Pour l’évaluer, il faut traiter les managers comme une audience particulière et avoir élaboré pour eux des messages et outils de communication dédiés. De quoi ont-ils besoin ? Pour le savoir, l’écoute régulière des managers est indispensable. Parce qu’ils sont un lien entre les dirigeants et l’ensemble des équipes, leur état et leurs états d’âme doivent recevoir toute la considération possible. Ce sont eux qui savent ce qui se passe au quotidien au sein de leurs équipes ; qui rassurent, guident, encouragent dans les moments les plus difficiles. Un manager déçu est, à coup sûr, une équipe entière qui se détraque. 

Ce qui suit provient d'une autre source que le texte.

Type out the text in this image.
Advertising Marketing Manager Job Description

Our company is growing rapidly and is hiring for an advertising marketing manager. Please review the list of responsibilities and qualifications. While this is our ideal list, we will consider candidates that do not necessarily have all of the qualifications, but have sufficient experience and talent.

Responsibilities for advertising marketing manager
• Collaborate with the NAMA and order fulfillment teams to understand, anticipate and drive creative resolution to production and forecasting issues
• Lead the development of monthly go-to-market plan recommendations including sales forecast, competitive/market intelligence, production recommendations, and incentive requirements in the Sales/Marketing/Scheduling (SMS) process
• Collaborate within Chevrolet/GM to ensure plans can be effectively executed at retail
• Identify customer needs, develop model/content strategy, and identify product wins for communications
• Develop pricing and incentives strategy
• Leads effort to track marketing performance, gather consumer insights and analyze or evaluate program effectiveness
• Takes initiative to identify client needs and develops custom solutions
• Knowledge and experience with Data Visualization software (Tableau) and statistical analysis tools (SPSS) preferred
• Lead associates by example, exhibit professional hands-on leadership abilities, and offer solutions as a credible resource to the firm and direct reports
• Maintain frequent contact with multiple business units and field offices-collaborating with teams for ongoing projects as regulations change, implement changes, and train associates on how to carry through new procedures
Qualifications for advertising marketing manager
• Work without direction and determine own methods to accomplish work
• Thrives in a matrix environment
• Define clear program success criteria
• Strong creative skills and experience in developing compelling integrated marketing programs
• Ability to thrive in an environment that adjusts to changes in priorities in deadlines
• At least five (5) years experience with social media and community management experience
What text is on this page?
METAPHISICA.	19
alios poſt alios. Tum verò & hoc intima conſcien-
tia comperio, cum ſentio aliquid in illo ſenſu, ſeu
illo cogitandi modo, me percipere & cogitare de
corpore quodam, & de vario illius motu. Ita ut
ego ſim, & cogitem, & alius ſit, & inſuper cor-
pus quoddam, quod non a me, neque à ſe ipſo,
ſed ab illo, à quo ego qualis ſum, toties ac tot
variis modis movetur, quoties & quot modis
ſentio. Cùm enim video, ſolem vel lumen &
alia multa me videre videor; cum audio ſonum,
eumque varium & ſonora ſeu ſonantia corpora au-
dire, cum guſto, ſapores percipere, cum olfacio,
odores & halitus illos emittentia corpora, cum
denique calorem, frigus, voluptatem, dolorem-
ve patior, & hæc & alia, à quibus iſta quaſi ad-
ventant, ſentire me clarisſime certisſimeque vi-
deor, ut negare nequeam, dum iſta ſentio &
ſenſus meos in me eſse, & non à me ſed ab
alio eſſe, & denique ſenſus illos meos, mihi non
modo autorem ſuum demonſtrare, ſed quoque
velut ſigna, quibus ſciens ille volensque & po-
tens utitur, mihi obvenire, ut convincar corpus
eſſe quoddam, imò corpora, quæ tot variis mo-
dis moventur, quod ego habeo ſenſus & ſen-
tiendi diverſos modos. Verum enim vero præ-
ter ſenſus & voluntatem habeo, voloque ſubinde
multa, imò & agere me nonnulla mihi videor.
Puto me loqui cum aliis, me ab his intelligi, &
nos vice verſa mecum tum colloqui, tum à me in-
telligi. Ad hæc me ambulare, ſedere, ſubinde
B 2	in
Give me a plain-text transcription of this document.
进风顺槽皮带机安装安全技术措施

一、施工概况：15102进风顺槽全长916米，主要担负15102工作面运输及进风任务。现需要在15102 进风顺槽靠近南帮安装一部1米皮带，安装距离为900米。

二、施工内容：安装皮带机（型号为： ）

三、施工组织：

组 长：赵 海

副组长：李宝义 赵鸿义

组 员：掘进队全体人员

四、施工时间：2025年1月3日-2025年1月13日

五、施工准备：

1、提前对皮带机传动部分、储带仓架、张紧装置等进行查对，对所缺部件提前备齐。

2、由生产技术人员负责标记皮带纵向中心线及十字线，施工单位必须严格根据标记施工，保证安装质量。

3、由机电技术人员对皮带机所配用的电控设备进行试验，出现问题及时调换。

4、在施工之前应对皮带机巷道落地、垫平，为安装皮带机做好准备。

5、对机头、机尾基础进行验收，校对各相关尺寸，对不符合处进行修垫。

Le deuxième niveau d’évaluation est le niveau d’impact final : il évalue si l’ensemble des salariés ont bien reçu la communication des managers, l’ont comprise, y adhèrent ou la rejettent et pour quelle raison. Pour chaque niveau d’évaluation, on définit des indicateurs de performance (KPI), peu nombreux, précis, et qui reflètent les niveaux de connaissance, de compréhension et d’adhésion aux messages et décisions de l’entreprise. Peu nombreux est clé : trop de KPI et ils s’évaporent dans le flux de travail quotidien. Soyez minutieux quant à vos objectifs. En choisir un, deux ou trois. Pas plus. Et se donner à fond pour les atteindre. A chaque objectif, un ou deux KPI associés et vous pourrez piloter sans enclencher trop de vitesses à la fois.

Personne n’est parfait, agissez simplement et partagez tout

Une fois l’évaluation conduite, prenez 3 ou 4 décisions simples pour changer la donne quant aux points de faiblesse du dispositif et mettez-les vraiment en œuvre grâce à des pilotes de projet dédiés. Pour cela, halte aux plans de bataille pris par des équipes courtes, loin des managers ! On fait de son plan d’action un objet de dialogue en organisant des plénières, des confs calls, des réunions. 

Telle une ruche, l’entreprise doit vivre pleinement ce moment de concertation où chacun aura droit à donner son point de vue et pourra même voter pour les transformations les plus urgentes. Une fois le collectif mobilisé, c’est la Reine qui tranche ! Et les pilotes de projet qui prennent devant le groupe la responsabilité d’engager les dynamiques de changement. Et on se retrouve dans un an pour un bilan complet, sans concessions. A ce moment-là, grâce aux KPI, l’atteinte des objectifs sera soutenue par des indicateurs partagés. Il n’y a pas de secret : faire avec les principaux concernés, est toujours un peu plus long, vous le savez. Mais nous aurons beau chercher : c’est la seule façon de mieux faire.